Energy Task Force establishing viability of solar energy in Rossland

The Rossland Energy Task Force has undertaken a project to determine whether or not solar energy is viable in Rossland.

Energy Task Force establishing viability of solar energy in Rossland

The Rossland Energy Task Force has undertaken a project to determine whether or not solar energy is viable in Rossland.

“In order to determine that, without any ambiguity, we need to collect solar data, which is something we don’t really have in Rossland,” says Kelly St. John, a member of the Energy Task Force. “We get data that’s sort of less granular and more interpolated across the province, but that doesn’t help us here; we have micro-climates and things like that.”

To collect the necessary data, the task force has purchased equipment that will be installed at the public works building.

“It’s basically a pyranometer that reads the solar radiation data, on a very rapid basis, and the sensor logs [the data] to the data logger, which will be accessible to the public if they want to look at the data,” says St. John.

Ideally, St. John says that they will end up with more than one year of data to work with. “The longer we have data, the more accurate our predictions will be.”

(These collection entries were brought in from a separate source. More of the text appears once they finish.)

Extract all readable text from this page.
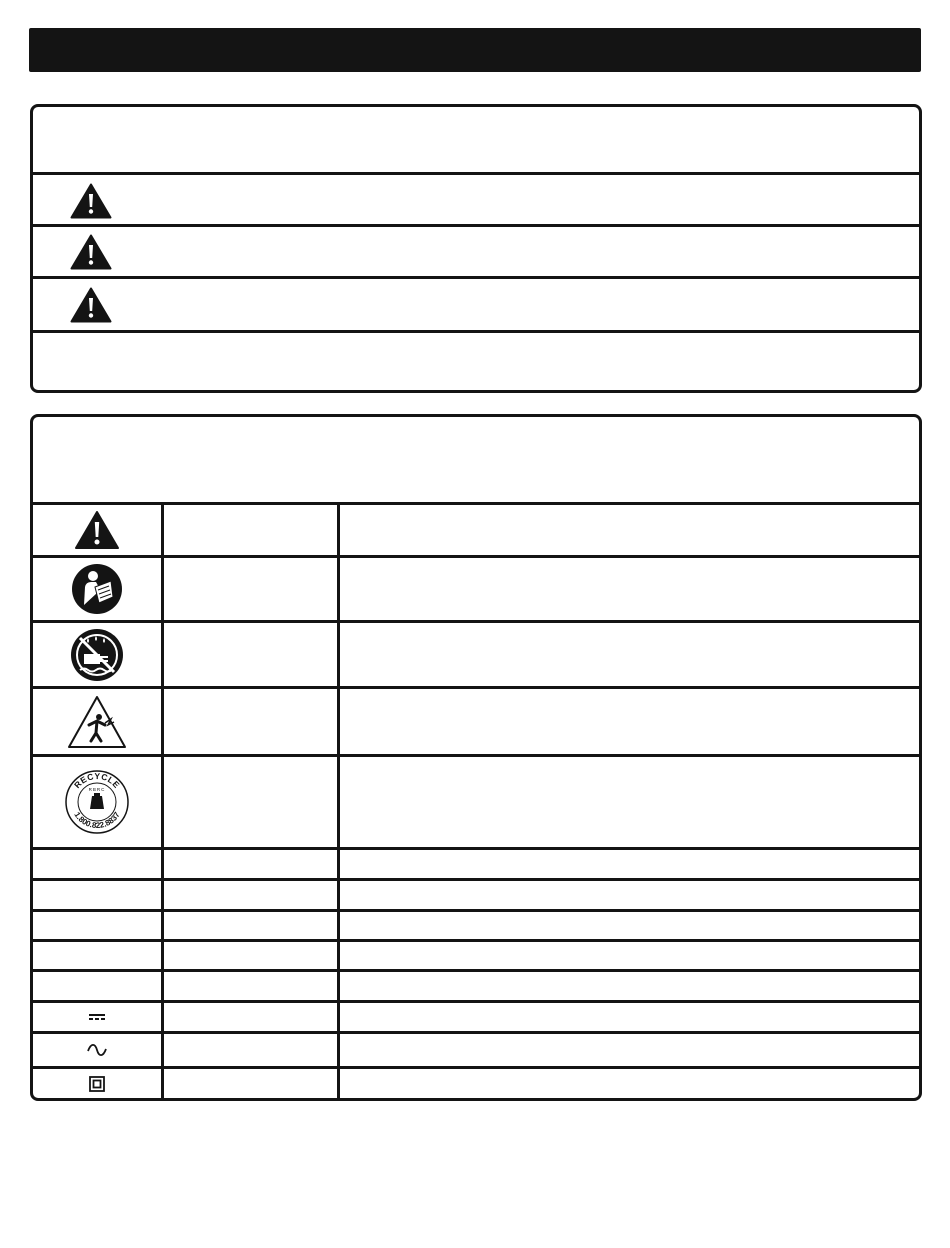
RECYCLE
RBRC
1.800.822.8837
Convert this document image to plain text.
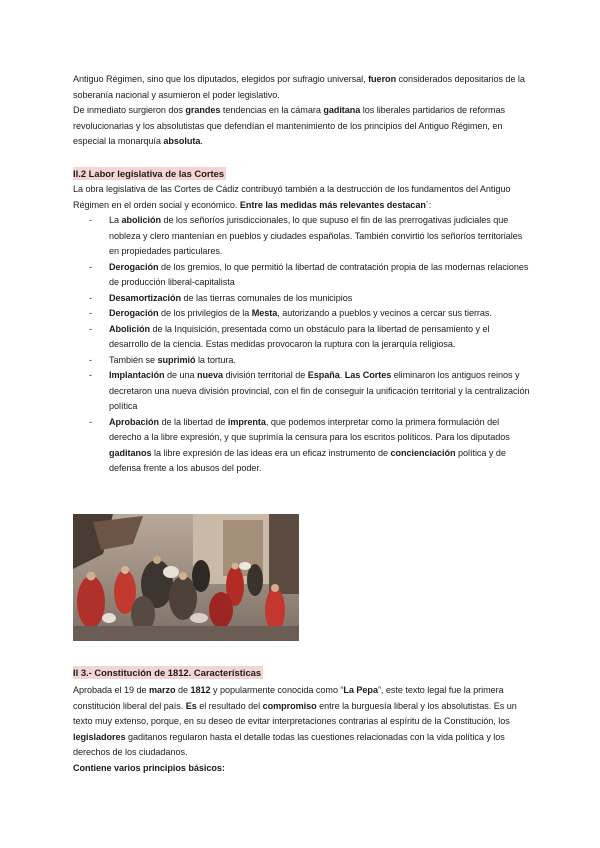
Antiguo Régimen, sino que los diputados, elegidos por sufragio universal, fueron considerados depositarios de la soberanía nacional y asumieron el poder legislativo.

De inmediato surgieron dos grandes tendencias en la cámara gaditana los liberales partidarios de reformas revolucionarias y los absolutistas que defendían el mantenimiento de los principios del Antiguo Régimen, en especial la monarquía absoluta.

II.2 Labor legislativa de las Cortes

La obra legislativa de las Cortes de Cádiz contribuyó también a la destrucción de los fundamentos del Antiguo Régimen en el orden social y económico. Entre las medidas más relevantes destacan´:

- La abolición de los señoríos jurisdiccionales, lo que supuso el fin de las prerrogativas judiciales que nobleza y clero mantenían en pueblos y ciudades españolas. También convirtió los señoríos territoriales en propiedades particulares.
- Derogación de los gremios, lo que permitió la libertad de contratación propia de las modernas relaciones de producción liberal-capitalista
- Desamortización de las tierras comunales de los municipios
- Derogación de los privilegios de la Mesta, autorizando a pueblos y vecinos a cercar sus tierras.
- Abolición de la Inquisición, presentada como un obstáculo para la libertad de pensamiento y el desarrollo de la ciencia. Estas medidas provocaron la ruptura con la jerarquía religiosa.
- También se suprimió la tortura.
- Implantación de una nueva división territorial de España. Las Cortes eliminaron los antiguos reinos y decretaron una nueva división provincial, con el fin de conseguir la unificación territorial y la centralización política
- Aprobación de la libertad de imprenta, que podemos interpretar como la primera formulación del derecho a la libre expresión, y que suprimía la censura para los escritos políticos. Para los diputados gaditanos la libre expresión de las ideas era un eficaz instrumento de concienciación política y de defensa frente a los abusos del poder.
II 3.- Constitución de 1812. Características

Aprobada el 19 de marzo de 1812 y popularmente conocida como “La Pepa”, este texto legal fue la primera constitución liberal del país. Es el resultado del compromiso entre la burguesía liberal y los absolutistas. Es un texto muy extenso, porque, en su deseo de evitar interpretaciones contrarias al espíritu de la Constitución, los legisladores gaditanos regularon hasta el detalle todas las cuestiones relacionadas con la vida política y los derechos de los ciudadanos.

Contiene varios principios básicos:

The project is being paid for using some of the City of Rossland’s Climate Action Revenue Incentive Program (CARIP) funds, and due to budget constraints, the task force was only able to install a sensor in one location.

Limited funds also meant the Energy Task Force had to compromise on the type of sensor it purchased.

“But we believe what we have will do the job. We were looking for a heated sensor so that it would melt the snow and ice off it, so that we can see over the winter, even when there’s snow cover, how much sun we’re getting. Unfortunately those heated sensors can be very, very expensive.”

Because the task force wasn’t able to get the heated sensor, its winter projections will most likely be low, but St. John says that isn’t necessarily a bad thing. “That way we know that when we use these numbers two, three, four years from now it’ll be conservative numbers.”

Although he’s just one member of a larger task force, St. John brings invaluable experience to the project. He co-owned and operated a solar installation company in Ontario. “In that line of work, I had to do a lot of this kind of work, where we had to do a lot of solar analysis and estimating work.”

The data collected during this project will be the basis for the city’s future decision making regarding solar energy, and will also be available to the public so that home owners can make informed decisions regarding solar energy.

“I do believe that there’s a decent solar potential in Rossland; however, you need to quantify that with actual data,” says St. John.